Não existe concertação sem o PT, mas tem gente que diz: "Lula está preso". E tem de continuar preso, porque aí foi a Justiça que mandou. Não estou propondo soltar [o Lula], isso é com juiz, que solta e prende. Mas pode-se dialogar com quem está preso

O De Klerk [Frederik de Klerk, presidente da África do Sul que conduziu parte da negociação que resultou no fim do regime de apartheid, segregação racial como política de Estado, em 1994] dialogou com Mandela [Nelson Mandela, principal liderança da maioria negra sul-africana], quando Mandela ainda estava na cadeia. Não estou comparando Mandela, preso político, com Lula, preso por corrupção. Mas nada impediria um diálogo [com Lula].

Retomando um pouco a discussão sobre o Escola sem Partido. O que é doutrinação, de que os defensores do projeto falam tanto? Qual a diferença entre doutrinação e ensino de pensamento crítico?

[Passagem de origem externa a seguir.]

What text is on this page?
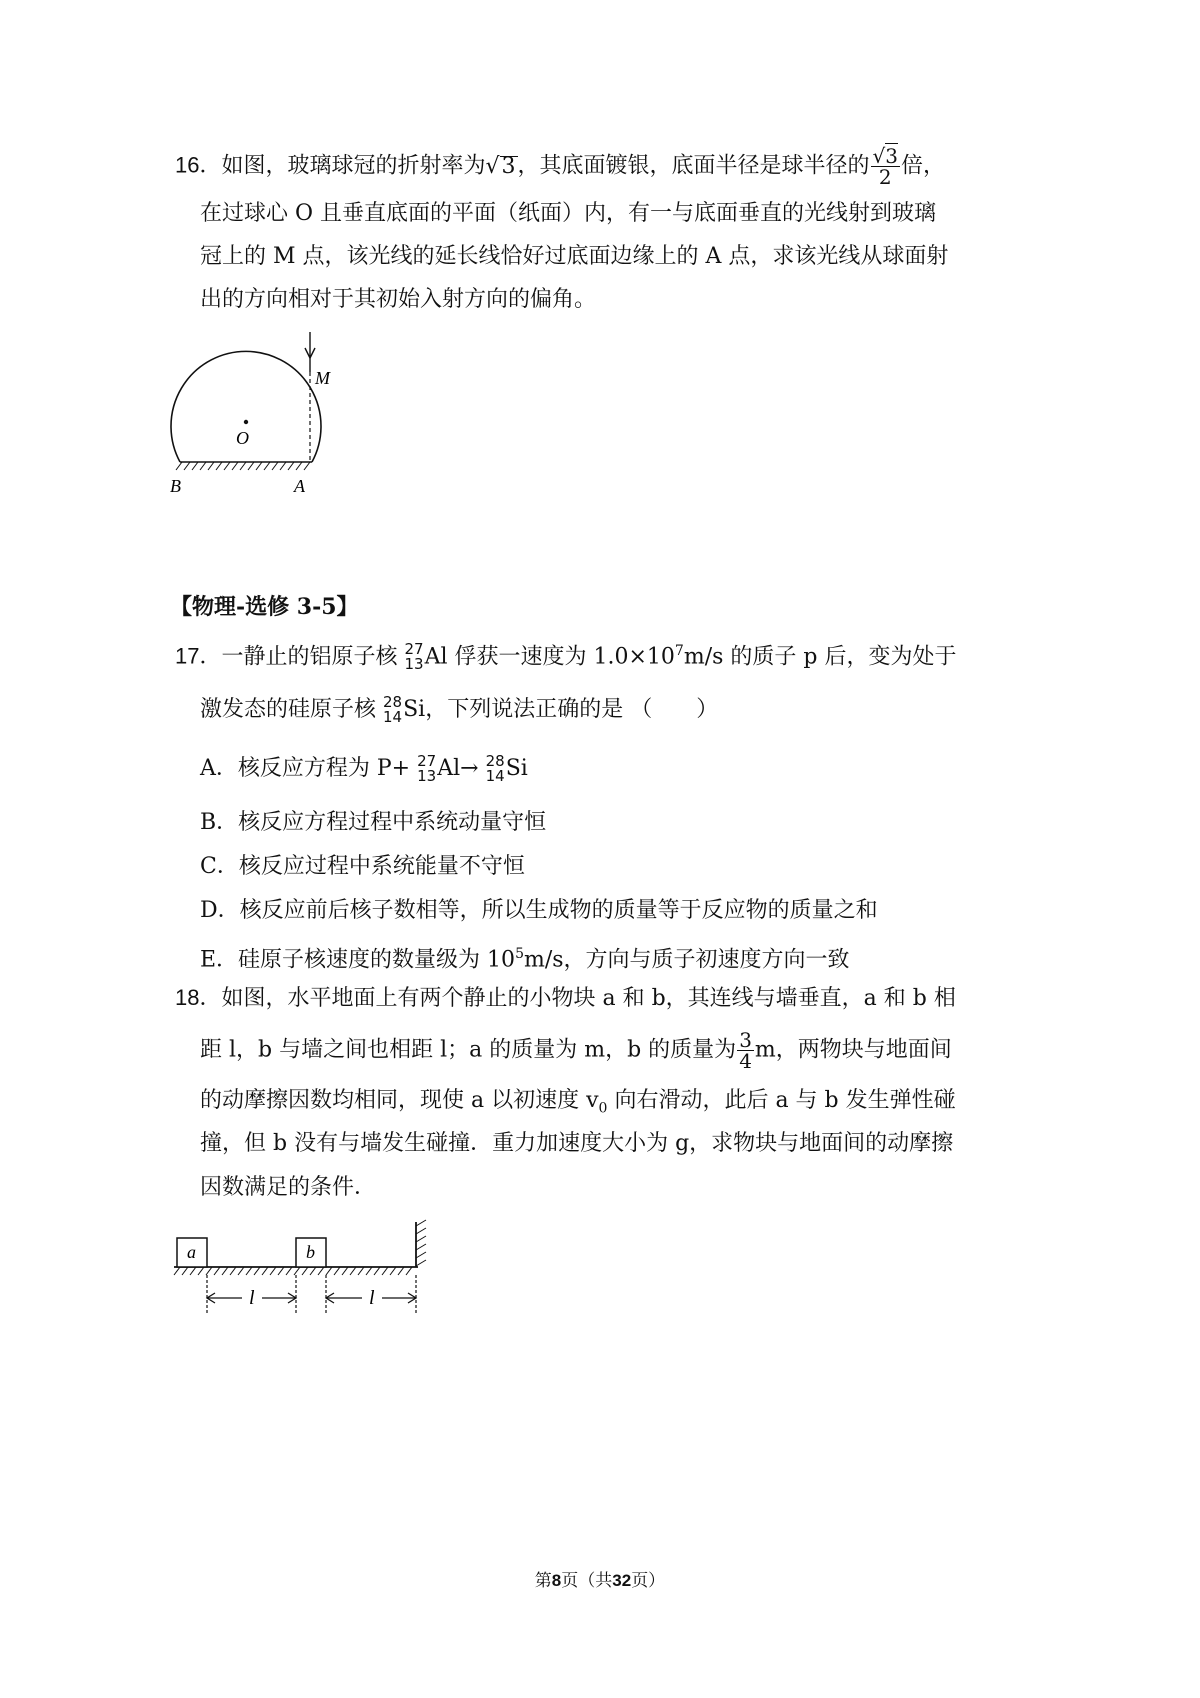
16．如图，玻璃球冠的折射率为√3，其底面镀银，底面半径是球半径的 $\frac{√3}{2}$ 倍，
在过球心 O 且垂直底面的平面（纸面）内，有一与底面垂直的光线射到玻璃
冠上的 M 点，该光线的延长线恰好过底面边缘上的 A 点，求该光线从球面射
出的方向相对于其初始入射方向的偏角。
M
O
B	A
【物理-选修 3-5】
17．一静止的铝原子核 27
13 Al 俘获一速度为 $1.0\times 10^7m/s$ 的质子 p 后，变为处于
激发态的硅原子核 28
14 Si，下列说法正确的是 （　　）
A．核反应方程为 P+ 27
13 Al→ 28
14 Si
B．核反应方程过程中系统动量守恒
C．核反应过程中系统能量不守恒
D．核反应前后核子数相等，所以生成物的质量等于反应物的质量之和
E．硅原子核速度的数量级为 $10^5m/s$，方向与质子初速度方向一致
18．如图，水平地面上有两个静止的小物块 a 和 b，其连线与墙垂直，a 和 b 相
距 l，b 与墙之间也相距 l；a 的质量为 m，b 的质量为 $\frac{3}{4}$ m，两物块与地面间
的动摩擦因数均相同，现使 a 以初速度 $v_0$ 向右滑动，此后 a 与 b 发生弹性碰
撞，但 b 没有与墙发生碰撞．重力加速度大小为 g，求物块与地面间的动摩擦
因数满足的条件．
a	b
l	l
第8页（共32页）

A diferença é que a doutrinação tem um viés religioso, que não permite discordância. Se você acredita que o Alcorão é o livro sagrado, não tem jeito de querer dizer a um muçulmano que a Bíblia é um livro sagrado. Se você diz que é a Bíblia, não adianta dizer que é o Alcorão. Aí você doutrina conforme o Alcorão ou a Bíblia. É diferente de quem debate um texto de um ideólogo, de um pensador, que você coloca aceitando que ele não é Deus.

Aliás, entre os erros que nós [democratas-progressistas] cometemos foi querer transformar os líderes políticos em Deus. Acho que entre os maiores erros das esquerdas foi tirar o poder crítico dos filósofos. Nossos filósofos, não vou citar nomes, se subordinaram ao PT.

Não fizeram uma crítica a nada. Pior ainda: não aceitaram autocrítica ou defenderam ideias antigas, do século 19, sem levar em conta o que mudou no mundo.

As ideias das nossas esquerdas envelheceram?

Envelheceram, mas os filósofos, os pensadores continuaram apegados a elas porque diziam que fazer crítica àquelas ideias seria fazer o jogo da direita.

Nossos pensadores fizeram o jogo da direita pelo silêncio. Pelo acobertamento. E pelo culto à personalidade, no caso, o culto ao Lula

Seria o pensamento crítico o cerne da educação?

Claro. Não existe formação sem espírito crítico. Até porque as ideias mudam tão depressa, que, se a gente não prepara o aluno para ser crítico, ele se forma já superado.